Edited to add: totally went off half-cocked here. Read comment below.
Rereading Lauren’s original post, I see that I got it totally arse about from memory above, as she was referring to the evolution of the term amongst her age cohort of single parents who find that “ex-boyfriend” doesn’t seem a serious enough term for the father of their child(ren), and that the original connotation of uninvolvement with the child does seem to no longer apply.
In comments she clarifies:
So how does a choice of term within the unmarried parenting community affected married men in any way?
You tell them, bluemilk!!!
The traditional nuclear family is dying. And people are getting anxious, because once it does, there will be no guarantee that what they are doing, ie: getting married and having children, will be morally superior to any other lifestyle.
Weird, I read the post, and all the comments, and have not a clue where Mark got that impression from.
And I have usually got pretty good reading comprehension.
On a slightly different note, can we think of a term we can label guys (beyond “bastard”)who say to women they impregnate “if you have the child I won’t support you or the child physically, finanically or emotionally in any way” and “I continue to refuse to use condoms”?
Once upon a time words such as “cad” and “bounder” and “libertine” would have been hissed venomously and non-ironically, but they’ve become jokes.

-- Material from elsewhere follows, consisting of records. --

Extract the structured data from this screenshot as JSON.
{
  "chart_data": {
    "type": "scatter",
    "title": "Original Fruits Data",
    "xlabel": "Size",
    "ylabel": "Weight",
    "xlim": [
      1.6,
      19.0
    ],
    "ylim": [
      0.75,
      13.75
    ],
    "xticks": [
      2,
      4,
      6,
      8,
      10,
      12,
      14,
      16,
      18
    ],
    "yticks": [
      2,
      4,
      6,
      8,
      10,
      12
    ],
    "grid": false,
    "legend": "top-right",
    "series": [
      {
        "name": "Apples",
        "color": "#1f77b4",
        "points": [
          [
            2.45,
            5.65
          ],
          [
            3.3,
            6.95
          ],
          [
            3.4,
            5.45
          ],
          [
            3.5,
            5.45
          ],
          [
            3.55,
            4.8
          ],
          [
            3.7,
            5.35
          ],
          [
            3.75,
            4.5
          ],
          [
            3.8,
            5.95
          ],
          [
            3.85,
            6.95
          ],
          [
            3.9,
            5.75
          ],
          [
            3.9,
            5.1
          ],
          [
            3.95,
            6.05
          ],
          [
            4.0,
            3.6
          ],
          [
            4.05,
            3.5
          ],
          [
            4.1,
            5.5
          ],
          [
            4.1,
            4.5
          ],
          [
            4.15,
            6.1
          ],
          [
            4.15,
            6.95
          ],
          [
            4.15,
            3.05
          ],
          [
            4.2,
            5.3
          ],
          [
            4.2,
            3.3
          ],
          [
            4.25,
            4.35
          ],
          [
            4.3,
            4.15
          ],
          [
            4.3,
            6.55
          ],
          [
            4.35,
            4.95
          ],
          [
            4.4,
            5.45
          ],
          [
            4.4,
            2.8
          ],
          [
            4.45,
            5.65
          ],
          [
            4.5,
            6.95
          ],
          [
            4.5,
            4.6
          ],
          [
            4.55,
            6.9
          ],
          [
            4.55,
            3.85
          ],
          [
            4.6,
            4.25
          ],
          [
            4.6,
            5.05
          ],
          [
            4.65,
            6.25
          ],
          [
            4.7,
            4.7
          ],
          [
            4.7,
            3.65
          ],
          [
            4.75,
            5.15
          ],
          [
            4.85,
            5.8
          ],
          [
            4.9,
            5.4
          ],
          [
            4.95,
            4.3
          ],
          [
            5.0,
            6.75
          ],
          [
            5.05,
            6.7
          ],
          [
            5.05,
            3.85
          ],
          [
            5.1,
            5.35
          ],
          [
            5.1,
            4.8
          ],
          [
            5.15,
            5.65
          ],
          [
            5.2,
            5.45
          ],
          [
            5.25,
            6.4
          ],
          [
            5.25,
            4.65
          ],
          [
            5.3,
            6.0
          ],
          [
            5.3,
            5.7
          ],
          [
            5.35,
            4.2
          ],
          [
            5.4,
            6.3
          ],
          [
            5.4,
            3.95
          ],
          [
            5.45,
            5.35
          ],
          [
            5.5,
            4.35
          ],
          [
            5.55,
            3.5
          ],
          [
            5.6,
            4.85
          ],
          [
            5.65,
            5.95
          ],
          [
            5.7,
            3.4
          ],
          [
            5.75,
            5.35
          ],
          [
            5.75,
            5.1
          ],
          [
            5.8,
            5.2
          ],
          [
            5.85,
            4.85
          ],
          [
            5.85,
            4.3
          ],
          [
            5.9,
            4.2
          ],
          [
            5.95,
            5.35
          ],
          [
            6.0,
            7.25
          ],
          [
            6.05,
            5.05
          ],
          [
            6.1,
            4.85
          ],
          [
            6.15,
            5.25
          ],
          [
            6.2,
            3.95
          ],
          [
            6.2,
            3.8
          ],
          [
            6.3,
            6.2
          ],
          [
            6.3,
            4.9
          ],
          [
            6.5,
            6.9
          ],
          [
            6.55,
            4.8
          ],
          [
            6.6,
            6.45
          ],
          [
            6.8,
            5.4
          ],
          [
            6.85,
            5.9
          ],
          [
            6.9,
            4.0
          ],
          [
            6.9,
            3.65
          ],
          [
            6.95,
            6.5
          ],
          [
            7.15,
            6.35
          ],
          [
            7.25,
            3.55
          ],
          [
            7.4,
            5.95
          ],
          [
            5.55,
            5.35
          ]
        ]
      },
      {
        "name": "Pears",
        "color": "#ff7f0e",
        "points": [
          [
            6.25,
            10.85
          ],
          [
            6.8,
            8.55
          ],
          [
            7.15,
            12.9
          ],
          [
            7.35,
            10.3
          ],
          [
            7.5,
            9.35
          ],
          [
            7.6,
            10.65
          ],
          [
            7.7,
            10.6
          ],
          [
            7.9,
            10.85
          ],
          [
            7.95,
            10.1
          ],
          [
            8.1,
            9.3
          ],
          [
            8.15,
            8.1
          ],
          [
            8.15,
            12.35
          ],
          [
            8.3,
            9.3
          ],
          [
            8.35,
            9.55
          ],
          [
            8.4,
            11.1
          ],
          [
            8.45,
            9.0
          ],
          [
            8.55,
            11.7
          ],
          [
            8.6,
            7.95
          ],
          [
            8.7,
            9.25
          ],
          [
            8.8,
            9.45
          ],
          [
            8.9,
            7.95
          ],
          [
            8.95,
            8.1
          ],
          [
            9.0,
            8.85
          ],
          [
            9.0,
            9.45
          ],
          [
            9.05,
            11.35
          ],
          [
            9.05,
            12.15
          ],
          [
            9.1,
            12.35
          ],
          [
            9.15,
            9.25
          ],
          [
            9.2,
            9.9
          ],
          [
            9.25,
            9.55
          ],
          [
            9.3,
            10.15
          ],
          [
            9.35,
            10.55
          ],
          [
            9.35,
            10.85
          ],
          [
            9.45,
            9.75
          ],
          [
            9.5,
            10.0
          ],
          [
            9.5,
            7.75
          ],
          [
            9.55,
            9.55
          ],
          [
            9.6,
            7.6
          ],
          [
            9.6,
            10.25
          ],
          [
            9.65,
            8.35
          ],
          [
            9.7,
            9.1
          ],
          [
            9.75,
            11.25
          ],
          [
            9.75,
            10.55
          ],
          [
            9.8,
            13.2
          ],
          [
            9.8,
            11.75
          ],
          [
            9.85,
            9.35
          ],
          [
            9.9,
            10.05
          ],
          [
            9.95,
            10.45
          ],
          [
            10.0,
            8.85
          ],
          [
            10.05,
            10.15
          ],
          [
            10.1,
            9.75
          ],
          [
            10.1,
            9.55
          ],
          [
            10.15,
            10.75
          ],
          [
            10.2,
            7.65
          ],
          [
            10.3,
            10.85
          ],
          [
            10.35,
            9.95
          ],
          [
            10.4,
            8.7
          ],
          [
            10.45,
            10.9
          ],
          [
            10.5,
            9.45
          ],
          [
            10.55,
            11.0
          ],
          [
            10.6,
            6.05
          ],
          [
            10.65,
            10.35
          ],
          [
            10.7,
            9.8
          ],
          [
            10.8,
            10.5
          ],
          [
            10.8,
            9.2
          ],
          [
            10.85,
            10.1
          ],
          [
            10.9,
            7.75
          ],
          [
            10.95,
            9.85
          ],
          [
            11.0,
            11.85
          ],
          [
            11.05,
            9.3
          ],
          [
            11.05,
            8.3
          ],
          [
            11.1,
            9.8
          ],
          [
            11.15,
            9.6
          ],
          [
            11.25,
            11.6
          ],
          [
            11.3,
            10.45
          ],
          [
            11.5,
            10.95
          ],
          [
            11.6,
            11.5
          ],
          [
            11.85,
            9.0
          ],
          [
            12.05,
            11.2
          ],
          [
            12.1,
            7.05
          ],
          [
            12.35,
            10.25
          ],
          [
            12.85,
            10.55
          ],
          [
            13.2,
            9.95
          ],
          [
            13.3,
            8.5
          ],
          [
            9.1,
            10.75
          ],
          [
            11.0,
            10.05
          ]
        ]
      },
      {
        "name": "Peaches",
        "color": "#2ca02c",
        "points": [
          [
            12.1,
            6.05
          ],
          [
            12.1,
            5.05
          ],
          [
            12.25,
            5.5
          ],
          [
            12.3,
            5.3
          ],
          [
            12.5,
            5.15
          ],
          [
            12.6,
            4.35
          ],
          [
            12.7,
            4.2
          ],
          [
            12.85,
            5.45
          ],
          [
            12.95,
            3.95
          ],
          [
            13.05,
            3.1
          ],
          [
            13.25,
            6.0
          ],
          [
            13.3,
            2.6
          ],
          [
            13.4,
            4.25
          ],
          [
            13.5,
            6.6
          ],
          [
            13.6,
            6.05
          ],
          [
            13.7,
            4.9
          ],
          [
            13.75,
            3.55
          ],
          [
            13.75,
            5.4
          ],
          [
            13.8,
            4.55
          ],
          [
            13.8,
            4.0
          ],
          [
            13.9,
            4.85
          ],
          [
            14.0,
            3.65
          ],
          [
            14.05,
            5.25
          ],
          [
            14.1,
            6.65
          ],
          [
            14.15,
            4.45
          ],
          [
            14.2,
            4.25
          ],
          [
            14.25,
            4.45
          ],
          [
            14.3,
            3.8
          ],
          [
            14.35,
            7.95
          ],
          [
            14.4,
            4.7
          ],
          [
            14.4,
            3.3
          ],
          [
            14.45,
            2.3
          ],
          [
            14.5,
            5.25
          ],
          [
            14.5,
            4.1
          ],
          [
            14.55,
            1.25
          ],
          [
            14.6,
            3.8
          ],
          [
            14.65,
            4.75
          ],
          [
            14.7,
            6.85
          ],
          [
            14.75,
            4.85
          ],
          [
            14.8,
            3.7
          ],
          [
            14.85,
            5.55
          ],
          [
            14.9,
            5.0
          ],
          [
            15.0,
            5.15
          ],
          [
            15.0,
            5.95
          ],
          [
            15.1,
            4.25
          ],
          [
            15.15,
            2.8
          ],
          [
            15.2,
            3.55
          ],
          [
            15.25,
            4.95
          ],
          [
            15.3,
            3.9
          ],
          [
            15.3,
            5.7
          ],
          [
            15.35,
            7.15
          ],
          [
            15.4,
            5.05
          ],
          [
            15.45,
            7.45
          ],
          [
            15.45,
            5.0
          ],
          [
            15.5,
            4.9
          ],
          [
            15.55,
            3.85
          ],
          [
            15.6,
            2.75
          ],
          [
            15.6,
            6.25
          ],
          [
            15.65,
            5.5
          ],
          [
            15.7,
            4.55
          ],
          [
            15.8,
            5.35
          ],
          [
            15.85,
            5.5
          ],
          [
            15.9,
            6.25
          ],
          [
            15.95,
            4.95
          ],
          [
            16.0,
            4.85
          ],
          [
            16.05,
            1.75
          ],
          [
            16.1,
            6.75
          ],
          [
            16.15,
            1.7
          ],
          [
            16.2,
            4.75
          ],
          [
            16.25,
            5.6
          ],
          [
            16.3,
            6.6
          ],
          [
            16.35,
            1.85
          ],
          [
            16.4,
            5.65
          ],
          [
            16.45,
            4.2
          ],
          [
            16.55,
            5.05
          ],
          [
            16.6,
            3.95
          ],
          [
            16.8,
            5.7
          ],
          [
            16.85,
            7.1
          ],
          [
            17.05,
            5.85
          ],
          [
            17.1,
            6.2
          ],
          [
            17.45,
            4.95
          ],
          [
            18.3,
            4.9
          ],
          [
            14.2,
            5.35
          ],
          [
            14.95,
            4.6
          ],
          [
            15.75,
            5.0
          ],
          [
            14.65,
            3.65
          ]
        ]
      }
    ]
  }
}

I think we need a new term, definitely, and I hereby declare that we are going to take the model of the Dag’s Dictionary Challenge and choose the best suggested word/phrase that defines such a user perfectly.
I’m sure that we can come up with something at least as memorable as the examples below?

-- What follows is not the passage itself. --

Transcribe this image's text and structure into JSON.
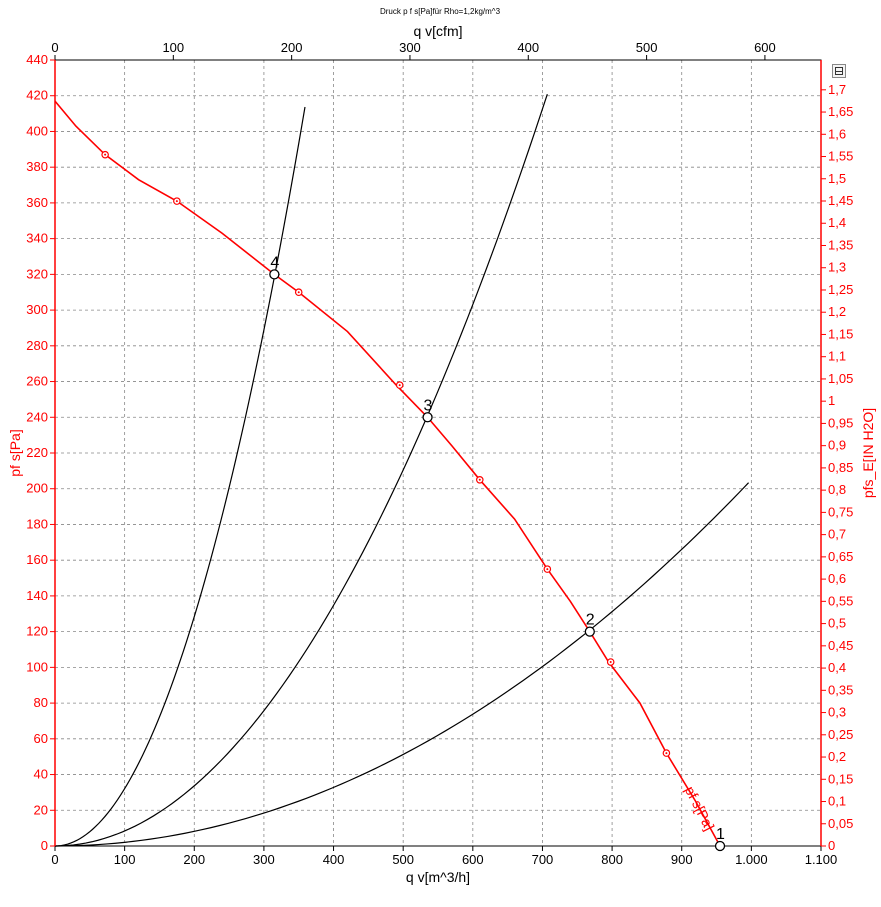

Get your thinking caps on, Hoydenistas!
I would suggest that Smug Married Guy look at his own family first before making comments about others. He may be surprised to find that his wife feels like a ‘Married Single Mother’ (w thanks to Kathy Lette). I’m not saying she does, but with an attitude like his, lets say I wouldn’t be surprised.
“On a slightly different note, can we think of a term we can label guys (beyond “bastard”)who say to women they impregnate “if you have the child I won’t support you or the child physically, finanically or emotionally in any way” and “I continue to refuse to use condoms”?”
I have a very good name for those guys. Doomed-never-to-sleep-with-a-woman-again.
Parchedcocks?
Rebekka – I’m so glad you couldn’t follow that first comment either. I never responded to you Mark, because basically I haven’t got a clue what you’re on about.
Lauredhel – I love parchedcock. That was laugh out loud funny.